There are currently some 20 hydroelectric projects in Guatemala. Although they should provide clean energy via Guatemala’s rivers, they disrupt local ecosystems and are often the sites of conflict and controversy.
These fights have become more intense in years past. Hydroelectric projects are now a hot-button issue contested by government officials, construction and power companies, and civilian populations affected by their construction. Companies often seek to build these projects without the blessing of the locals. The dams reroute local rivers, which can be catastrophic for local ecosystems. Environmental impacts and construction permits are obtained through methods ranging from shady to straight-up illegal. One of the poorest and most remote communities in Guatemala —Ixiquisis, in Huehuetenango —rose up in protest last month against their local hydroelectric project. An environmental activist and community leader aged 72 was shot and killed during the demonstration. It’s not entirely clear what happened, but locals say that the victim and other protesters were fired on by armed men unknown to the community.
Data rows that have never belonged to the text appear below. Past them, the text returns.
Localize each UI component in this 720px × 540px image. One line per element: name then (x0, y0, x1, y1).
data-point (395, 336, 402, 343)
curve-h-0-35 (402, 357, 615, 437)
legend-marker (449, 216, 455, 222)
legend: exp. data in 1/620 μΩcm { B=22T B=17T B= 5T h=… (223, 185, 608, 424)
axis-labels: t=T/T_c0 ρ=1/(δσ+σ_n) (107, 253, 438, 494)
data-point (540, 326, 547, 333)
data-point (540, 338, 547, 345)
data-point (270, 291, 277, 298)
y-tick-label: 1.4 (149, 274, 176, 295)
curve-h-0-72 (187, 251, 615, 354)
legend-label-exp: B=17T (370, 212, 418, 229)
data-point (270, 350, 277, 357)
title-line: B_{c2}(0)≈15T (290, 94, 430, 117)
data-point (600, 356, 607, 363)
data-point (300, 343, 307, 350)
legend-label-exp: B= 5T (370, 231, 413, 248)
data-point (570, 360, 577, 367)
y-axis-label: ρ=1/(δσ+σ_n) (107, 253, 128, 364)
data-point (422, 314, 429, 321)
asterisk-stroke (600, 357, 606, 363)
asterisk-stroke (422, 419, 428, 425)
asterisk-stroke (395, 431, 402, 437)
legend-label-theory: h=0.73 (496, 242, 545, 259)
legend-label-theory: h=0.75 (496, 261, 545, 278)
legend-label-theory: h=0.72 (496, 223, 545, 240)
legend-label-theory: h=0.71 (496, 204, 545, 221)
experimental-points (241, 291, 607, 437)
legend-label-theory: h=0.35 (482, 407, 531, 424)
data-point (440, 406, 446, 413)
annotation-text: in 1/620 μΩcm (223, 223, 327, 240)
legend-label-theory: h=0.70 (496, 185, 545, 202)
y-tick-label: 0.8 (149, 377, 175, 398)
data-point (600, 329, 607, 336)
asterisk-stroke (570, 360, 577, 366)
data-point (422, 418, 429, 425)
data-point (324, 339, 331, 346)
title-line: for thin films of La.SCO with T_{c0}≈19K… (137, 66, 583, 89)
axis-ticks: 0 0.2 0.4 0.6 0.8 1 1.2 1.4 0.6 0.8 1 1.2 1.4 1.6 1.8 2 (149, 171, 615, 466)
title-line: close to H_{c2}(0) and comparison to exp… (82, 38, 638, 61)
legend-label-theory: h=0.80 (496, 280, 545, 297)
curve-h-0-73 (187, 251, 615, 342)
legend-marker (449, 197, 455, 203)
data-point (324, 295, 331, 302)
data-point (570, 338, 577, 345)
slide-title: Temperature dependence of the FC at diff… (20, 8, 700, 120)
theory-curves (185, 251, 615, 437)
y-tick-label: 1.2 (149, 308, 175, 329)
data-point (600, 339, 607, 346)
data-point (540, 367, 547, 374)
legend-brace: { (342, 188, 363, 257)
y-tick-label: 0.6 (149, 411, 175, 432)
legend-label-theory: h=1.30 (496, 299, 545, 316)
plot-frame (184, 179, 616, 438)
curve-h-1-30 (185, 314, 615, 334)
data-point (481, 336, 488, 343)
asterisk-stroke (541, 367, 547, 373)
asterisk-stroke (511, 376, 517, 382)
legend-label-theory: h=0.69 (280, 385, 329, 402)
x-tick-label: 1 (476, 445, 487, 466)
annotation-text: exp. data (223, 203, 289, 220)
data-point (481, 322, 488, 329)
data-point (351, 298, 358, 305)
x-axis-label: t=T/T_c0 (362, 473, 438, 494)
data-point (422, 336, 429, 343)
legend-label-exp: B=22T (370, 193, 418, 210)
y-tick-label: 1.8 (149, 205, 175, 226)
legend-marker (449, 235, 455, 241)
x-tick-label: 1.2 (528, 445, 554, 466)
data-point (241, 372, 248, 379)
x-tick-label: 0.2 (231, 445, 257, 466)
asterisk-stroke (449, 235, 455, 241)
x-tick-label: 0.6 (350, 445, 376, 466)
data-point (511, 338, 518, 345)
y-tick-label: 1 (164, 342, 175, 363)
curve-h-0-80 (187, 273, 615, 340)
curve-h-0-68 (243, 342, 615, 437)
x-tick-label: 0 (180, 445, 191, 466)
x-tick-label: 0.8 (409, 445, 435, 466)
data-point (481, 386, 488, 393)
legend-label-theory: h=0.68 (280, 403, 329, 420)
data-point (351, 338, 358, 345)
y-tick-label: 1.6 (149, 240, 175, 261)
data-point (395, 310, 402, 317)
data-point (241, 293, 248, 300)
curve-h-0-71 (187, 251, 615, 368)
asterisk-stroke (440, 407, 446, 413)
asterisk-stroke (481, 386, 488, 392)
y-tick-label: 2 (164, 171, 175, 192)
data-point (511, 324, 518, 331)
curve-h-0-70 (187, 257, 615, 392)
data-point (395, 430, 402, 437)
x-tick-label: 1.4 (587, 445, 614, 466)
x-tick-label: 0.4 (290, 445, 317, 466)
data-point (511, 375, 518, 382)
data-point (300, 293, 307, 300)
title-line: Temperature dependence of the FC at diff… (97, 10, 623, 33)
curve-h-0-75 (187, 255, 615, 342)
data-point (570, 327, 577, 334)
The dam they were protesting was roundly rejected rejected by the community in 2009. The hydroelectric company Promoción y Desarrollos Hídricos S.A. started operations there anyways. Right now, it looks like the dam at Lachuá has the support of the community, but the future of the project is still uncertain. Guatemala’s conservation agency CENAP is firmly opposed to the project; so it the department at the University of San Carlos, who argue that the dam will harm the lake by blocking off an important sorce of water.
What’s happening at Lachuá is bad news for nature lovers. We hope that sharing the news of the proposed hydroelectic project will help in some small way and help you to understand that Guatemala isn’t just a postcard but a real place -one where the fight to protect the environment rages on.